Travel blogger and consultant Ben Schlappig, 26, has spent many nights in hotels, so he knows first-hand about the changing design of guest rooms and is not happy about it.
"I'm a millennial, but also an introvert," he said.
"Hotel executives are building everything around millennials now and they expect all millennials to want to work in these hip communal lobby spaces or in bed."
Sometimes, he said, there is not even a functional work space, such as a table and a comfortable rolling chair, with proper space for a laptop.
Closets, too, are being eliminated in favour of hanging racks, he said.
Still, millennials - even extroverted ones - may not be to blame for rooms that have started feeling more space-age than familiar.
According to Mr Michael Suomi, principal and vice-president for interior design at Stonehill & Taylor, an architectural firm that works with Marriott, Hyatt and other hotel brands, the changes are aimed at keeping pace with the needs of all business travellers.
"Since the advent of the iPhone and iPad, how business travellers interact with their spaces has changed significantly," he said. "In the past, people would travel with briefcases full of documents. They needed a lot more space to work."
Those days are long gone, he said. So, too, are most trips that last longer than a day or two because of technological changes, including online meeting tools such as WebEx.
As a result, rooms are being redesigned, often every six months.
The lack of closets in new chains such as Moxy, a Marriott spin-off now open in New Orleans and Tempe, Arizona, reflects research showing guests often do not bother to unpack anymore, said Mr Suomi.
But there is another reason closets are becoming scarce. "A room can start to feel small when you put a closet and a dresser in," said Mr Ron Pohl, chief operations officer and senior vice-president for Best Western.
But the feeling of smallness in modern guest rooms may be less the fault of closets than of the fact that they are actually shrinking.
Guest rooms that were 350 sq ft five years ago at what Mr Suomi called the "big three business hotels" - Regency, Hilton and Marriott - are now often 275 sq ft. That, too, is a response to evidence that time is mostly spent elsewhere.

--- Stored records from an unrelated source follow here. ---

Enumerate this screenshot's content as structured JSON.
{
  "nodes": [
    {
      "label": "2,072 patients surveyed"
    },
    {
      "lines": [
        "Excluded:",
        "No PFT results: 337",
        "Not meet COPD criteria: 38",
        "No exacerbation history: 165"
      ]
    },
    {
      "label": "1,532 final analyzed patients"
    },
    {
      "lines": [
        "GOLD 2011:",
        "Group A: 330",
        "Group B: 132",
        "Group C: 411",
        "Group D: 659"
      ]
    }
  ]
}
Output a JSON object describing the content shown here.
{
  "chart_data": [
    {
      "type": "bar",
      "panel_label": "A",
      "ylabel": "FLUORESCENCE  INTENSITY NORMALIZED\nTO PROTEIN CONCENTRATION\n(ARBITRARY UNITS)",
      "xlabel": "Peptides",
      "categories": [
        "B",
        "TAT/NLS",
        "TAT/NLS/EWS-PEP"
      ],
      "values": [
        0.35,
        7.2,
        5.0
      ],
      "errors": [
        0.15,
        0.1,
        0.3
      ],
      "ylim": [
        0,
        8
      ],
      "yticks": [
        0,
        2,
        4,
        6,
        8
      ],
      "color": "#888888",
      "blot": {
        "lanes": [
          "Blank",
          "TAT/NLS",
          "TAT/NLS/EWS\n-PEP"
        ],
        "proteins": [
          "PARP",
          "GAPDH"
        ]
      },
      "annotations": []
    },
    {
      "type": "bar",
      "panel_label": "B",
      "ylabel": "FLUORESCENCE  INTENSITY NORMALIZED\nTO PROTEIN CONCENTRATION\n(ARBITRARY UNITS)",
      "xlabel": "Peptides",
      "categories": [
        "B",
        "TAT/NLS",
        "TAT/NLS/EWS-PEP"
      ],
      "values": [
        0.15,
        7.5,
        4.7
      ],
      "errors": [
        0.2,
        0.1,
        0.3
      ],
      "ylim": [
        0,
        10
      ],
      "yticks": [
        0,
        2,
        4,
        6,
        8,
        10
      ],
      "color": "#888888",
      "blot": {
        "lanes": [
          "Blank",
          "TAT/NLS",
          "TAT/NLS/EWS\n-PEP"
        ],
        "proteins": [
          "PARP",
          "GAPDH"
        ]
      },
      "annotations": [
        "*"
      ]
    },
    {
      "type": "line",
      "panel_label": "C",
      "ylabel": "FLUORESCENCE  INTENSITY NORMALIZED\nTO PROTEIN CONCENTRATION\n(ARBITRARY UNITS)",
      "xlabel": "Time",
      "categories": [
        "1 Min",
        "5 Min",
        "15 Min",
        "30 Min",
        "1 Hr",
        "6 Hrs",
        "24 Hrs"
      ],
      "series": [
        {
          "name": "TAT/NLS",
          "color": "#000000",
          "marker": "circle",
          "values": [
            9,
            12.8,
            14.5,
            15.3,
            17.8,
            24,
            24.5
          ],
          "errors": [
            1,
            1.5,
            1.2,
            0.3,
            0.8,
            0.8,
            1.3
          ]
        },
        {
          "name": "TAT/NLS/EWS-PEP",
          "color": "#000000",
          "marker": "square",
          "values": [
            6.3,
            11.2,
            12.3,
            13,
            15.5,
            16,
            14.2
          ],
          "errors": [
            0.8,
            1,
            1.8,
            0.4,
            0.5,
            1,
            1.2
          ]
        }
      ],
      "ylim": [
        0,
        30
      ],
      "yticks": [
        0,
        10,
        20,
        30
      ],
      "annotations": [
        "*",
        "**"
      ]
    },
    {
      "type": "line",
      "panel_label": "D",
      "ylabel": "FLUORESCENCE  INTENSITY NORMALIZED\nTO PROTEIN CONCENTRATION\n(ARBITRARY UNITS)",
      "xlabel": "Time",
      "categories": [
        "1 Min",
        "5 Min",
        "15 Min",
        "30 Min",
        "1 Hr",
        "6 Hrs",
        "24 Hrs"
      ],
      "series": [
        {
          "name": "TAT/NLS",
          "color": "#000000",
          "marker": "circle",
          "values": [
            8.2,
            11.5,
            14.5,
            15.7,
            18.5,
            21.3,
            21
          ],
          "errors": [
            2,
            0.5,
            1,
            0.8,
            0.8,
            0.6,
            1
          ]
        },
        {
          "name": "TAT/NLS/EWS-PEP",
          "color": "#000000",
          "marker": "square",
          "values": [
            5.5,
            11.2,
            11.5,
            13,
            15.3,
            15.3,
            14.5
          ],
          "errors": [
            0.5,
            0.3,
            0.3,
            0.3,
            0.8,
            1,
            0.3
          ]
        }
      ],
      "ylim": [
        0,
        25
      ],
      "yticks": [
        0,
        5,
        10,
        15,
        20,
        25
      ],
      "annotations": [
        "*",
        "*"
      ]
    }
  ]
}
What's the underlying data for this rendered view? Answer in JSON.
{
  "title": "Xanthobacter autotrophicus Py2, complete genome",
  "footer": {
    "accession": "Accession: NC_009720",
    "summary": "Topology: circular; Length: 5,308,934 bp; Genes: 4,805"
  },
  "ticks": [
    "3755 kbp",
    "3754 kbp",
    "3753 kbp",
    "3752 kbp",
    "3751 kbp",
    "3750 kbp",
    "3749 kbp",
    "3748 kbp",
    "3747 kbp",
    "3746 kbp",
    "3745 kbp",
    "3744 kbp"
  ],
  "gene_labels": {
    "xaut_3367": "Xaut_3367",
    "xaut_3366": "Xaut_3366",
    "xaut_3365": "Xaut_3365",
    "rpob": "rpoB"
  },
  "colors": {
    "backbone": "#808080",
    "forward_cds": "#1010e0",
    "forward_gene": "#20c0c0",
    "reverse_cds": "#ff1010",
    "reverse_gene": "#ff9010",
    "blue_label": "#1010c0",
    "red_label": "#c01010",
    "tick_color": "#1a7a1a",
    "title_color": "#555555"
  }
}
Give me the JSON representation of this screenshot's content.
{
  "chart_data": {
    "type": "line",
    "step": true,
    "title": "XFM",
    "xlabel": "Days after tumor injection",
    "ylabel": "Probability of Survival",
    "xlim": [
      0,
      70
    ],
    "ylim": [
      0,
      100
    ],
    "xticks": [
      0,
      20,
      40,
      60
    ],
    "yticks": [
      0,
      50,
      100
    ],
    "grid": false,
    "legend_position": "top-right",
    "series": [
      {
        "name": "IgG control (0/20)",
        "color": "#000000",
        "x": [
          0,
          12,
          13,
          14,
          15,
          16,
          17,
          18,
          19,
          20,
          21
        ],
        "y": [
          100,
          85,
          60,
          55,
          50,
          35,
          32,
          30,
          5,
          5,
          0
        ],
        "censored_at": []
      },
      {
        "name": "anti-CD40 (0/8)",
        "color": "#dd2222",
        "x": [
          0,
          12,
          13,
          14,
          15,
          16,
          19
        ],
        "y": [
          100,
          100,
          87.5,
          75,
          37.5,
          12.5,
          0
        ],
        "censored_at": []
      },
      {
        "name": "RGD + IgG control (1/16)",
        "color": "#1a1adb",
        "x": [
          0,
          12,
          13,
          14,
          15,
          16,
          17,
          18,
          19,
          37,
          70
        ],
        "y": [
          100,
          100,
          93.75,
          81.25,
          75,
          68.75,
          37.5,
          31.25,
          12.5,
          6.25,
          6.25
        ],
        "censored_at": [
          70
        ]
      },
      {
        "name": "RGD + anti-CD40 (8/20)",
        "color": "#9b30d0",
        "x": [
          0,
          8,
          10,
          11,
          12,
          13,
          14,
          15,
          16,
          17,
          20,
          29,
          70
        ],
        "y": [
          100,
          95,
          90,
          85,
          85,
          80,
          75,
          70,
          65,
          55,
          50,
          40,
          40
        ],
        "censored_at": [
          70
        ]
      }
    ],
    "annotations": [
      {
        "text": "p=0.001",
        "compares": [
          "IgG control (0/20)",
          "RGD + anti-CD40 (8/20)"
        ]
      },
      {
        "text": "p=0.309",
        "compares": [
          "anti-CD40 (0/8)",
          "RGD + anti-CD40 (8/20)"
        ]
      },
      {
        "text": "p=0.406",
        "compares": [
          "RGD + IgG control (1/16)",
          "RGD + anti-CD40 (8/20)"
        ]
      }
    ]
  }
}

Guest rooms at new boutique hotels are even smaller, at about 200 sq ft. That leaves little space for traditional furnishings.
Ms Stephani Robson, a senior lecturer at the Hotel School at Cornell University's SC Johnson College of Business, said business travellers should expect to experience certain design flaps as hotel chains try to figure out how their customers use the rooms.
"We're going to see more tensions in the next few years, like with the desks, as hotels try to capture smaller and smaller slices of the market," she said.
"What I think is going to happen is there will become a different brand for every niche and you'll become loyal to the brand that gives you what you want."